Forty years, biblically speaking, is a number full of meaning, the bishop said, referring to the 40 years the people of God in the Bible were tested only to be liberated, setting off toward the promised land.
“It’s when the time of trial and testing should be ending and heading toward a better life in El Salvador,” he said. “But impunity has prevented that.”
Like Romero’s assassination, no one has ever been brought to justice for what happened at the Sumpul River, he said. And most people wouldn’t know about the killings at the Sumpul River if it hadn’t been for the Catholic Church.
Though the area where the massacre took place is remote, mountainous and rocky — it can take up to three hours to reach by foot — soldiers guarded it for days after the massacre, preventing anyone from entering, making it difficult for information or documentation about about what happened to get out.

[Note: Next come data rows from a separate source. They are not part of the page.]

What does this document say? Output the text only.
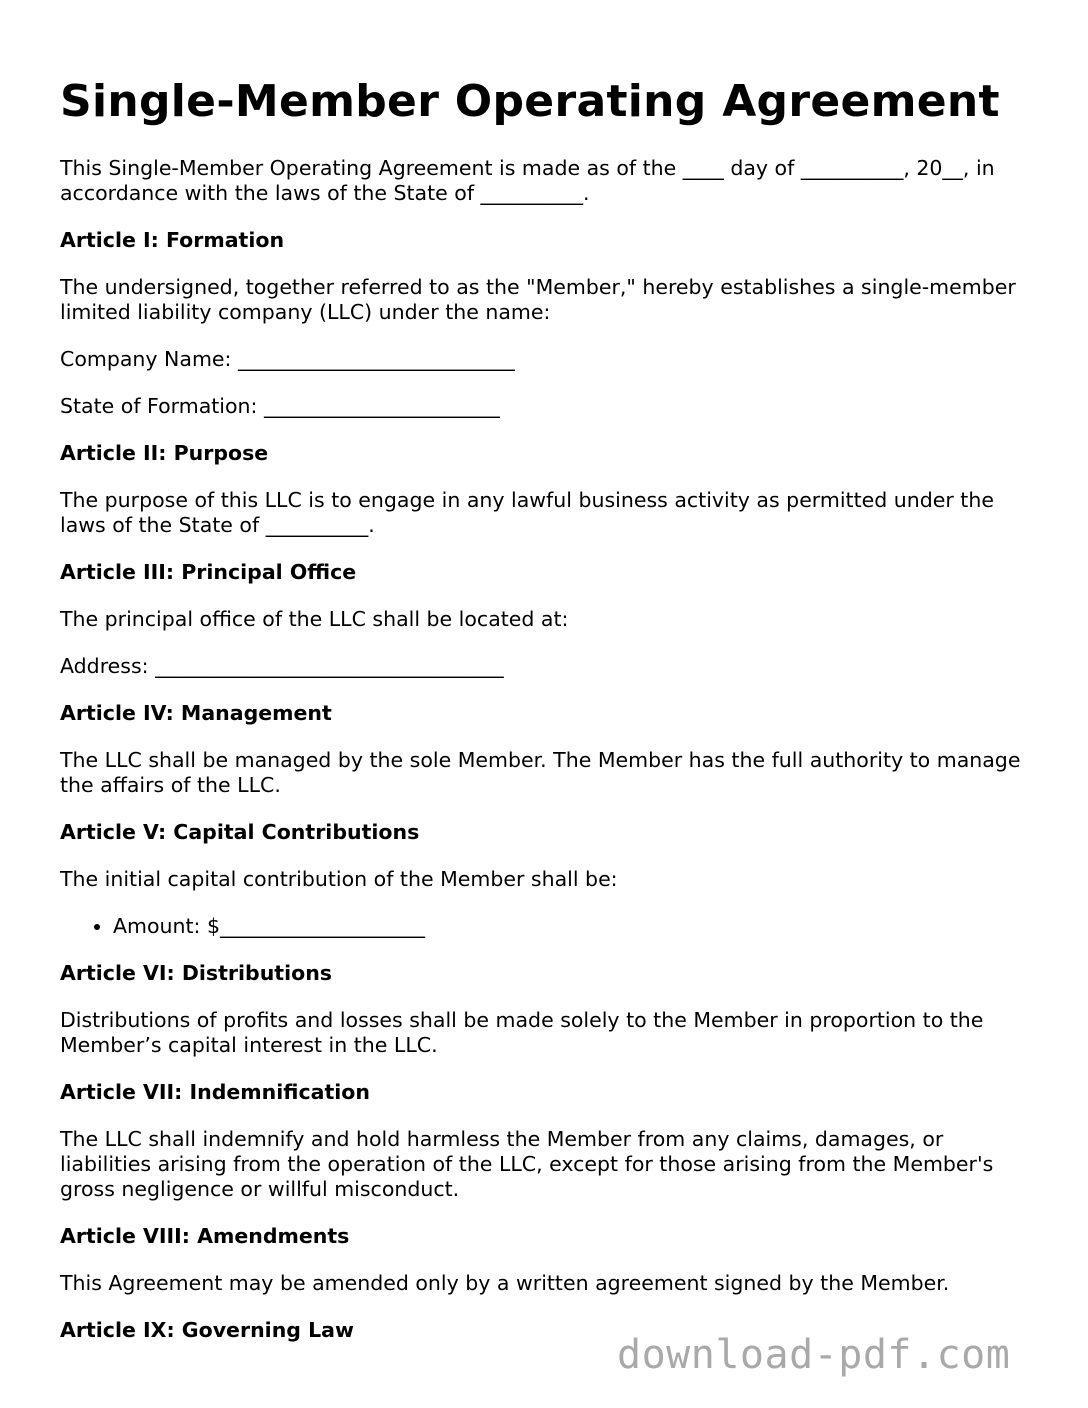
Single-Member Operating Agreement

This Single-Member Operating Agreement is made as of the ____ day of __________, 20__, in accordance with the laws of the State of __________.

Article I: Formation

The undersigned, together referred to as the "Member," hereby establishes a single-member limited liability company (LLC) under the name:

Company Name: ___________________________

State of Formation: _______________________

Article II: Purpose

The purpose of this LLC is to engage in any lawful business activity as permitted under the laws of the State of __________.

Article III: Principal Office

The principal office of the LLC shall be located at:

Address: __________________________________

Article IV: Management

The LLC shall be managed by the sole Member. The Member has the full authority to manage the affairs of the LLC.

Article V: Capital Contributions

The initial capital contribution of the Member shall be:

• Amount: $____________________
Article VI: Distributions

Distributions of profits and losses shall be made solely to the Member in proportion to the Member’s capital interest in the LLC.

Article VII: Indemnification

The LLC shall indemnify and hold harmless the Member from any claims, damages, or liabilities arising from the operation of the LLC, except for those arising from the Member's gross negligence or willful misconduct.

Article VIII: Amendments

This Agreement may be amended only by a written agreement signed by the Member.

Article IX: Governing Law
download-pdf.com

But as survivors started trickling into Honduras, seeking medical help for their injuries, church members heard from them what had taken place. On June 19, 1980, a little more than a month after the massacre, priests and women religious from the neighboring Honduran Diocese of Santa Rosa de Copan, including its bishop, made a public denunciation.
Two priests, including a Franciscan Capuchin from New York working in Honduras, Father Earl Gallagher, tended to surviving victims shortly after the incident. Gallagher, known there as “Padre Beto,” told The New York Times he had visited the river on the Honduran side a day after the victims began trickling in, and he said, “there were so many vultures picking at the bodies in the water that it looked like a black carpet,” according to a June 8, 1981, story in the newspaper.
Though both governments dismissed the denunciation as “lies” and “calumnies,” it caught the attention of two journalists who briefly went into the area and were able to photograph scattered skulls and bones in parts of Las Aradas. Over the years, the government of El Salvador finally admitted that something had taken place there, though only saying the number of those killed was much lower than the 600 that church members have alleged.
“What I want people to know this year is that these victims still have not found justice,” Escobar said. “And the state needs to ask for forgiveness and provide transitional justice and reparations for survivors. These crimes clamor for justice. The church is not doing this out of an ideological point of view, but because we follow the Gospel.”
If you look at Genesis 4:10, he said, when Cain kills his brother Abel, God says to Cain: “What have you done? Your brother’s blood cries out to me from the ground!”
Escobar, whose family also was forced to flee Chalatenango as a child, after a brother and a sister were killed, said that since he, too, has “suffered violence” and “repression,” being with the victims, if only in spirit this year, is “being with the cry and the anguish of those who suffered at that time, whose only voice was that of (St.) Romero.”
“This is a history that must not be repeated,” he said.
Survivor Rivera said that some would like to see the memory of what happened that day to him and others at Sumpul River forgotten. But those who survived it will keep it alive, because it means bringing dignity to the innocent and defenseless who died that day.
“They were human beings, Salvadorans, our family, our loved ones,” he said. “They weren’t animals left behind in those hills. We feel the profound necessity of paying homage and providing them honor.”
A survivors’ group he belongs to once was asked what it was that they wanted from the perpetrators.
“We don’t want the death penalty, we don’t even want prison,” he said. “What we want is justice and truth. For there to be forgiveness, there has to be acknowledgment of fault, for the people (who committed the crimes) to recognize what they did, that they ask for forgiveness for what they have done. We’re willing and open to forgive, but there is no true reconciliation if there is no acknowledgment of the truth, if there is no justice.”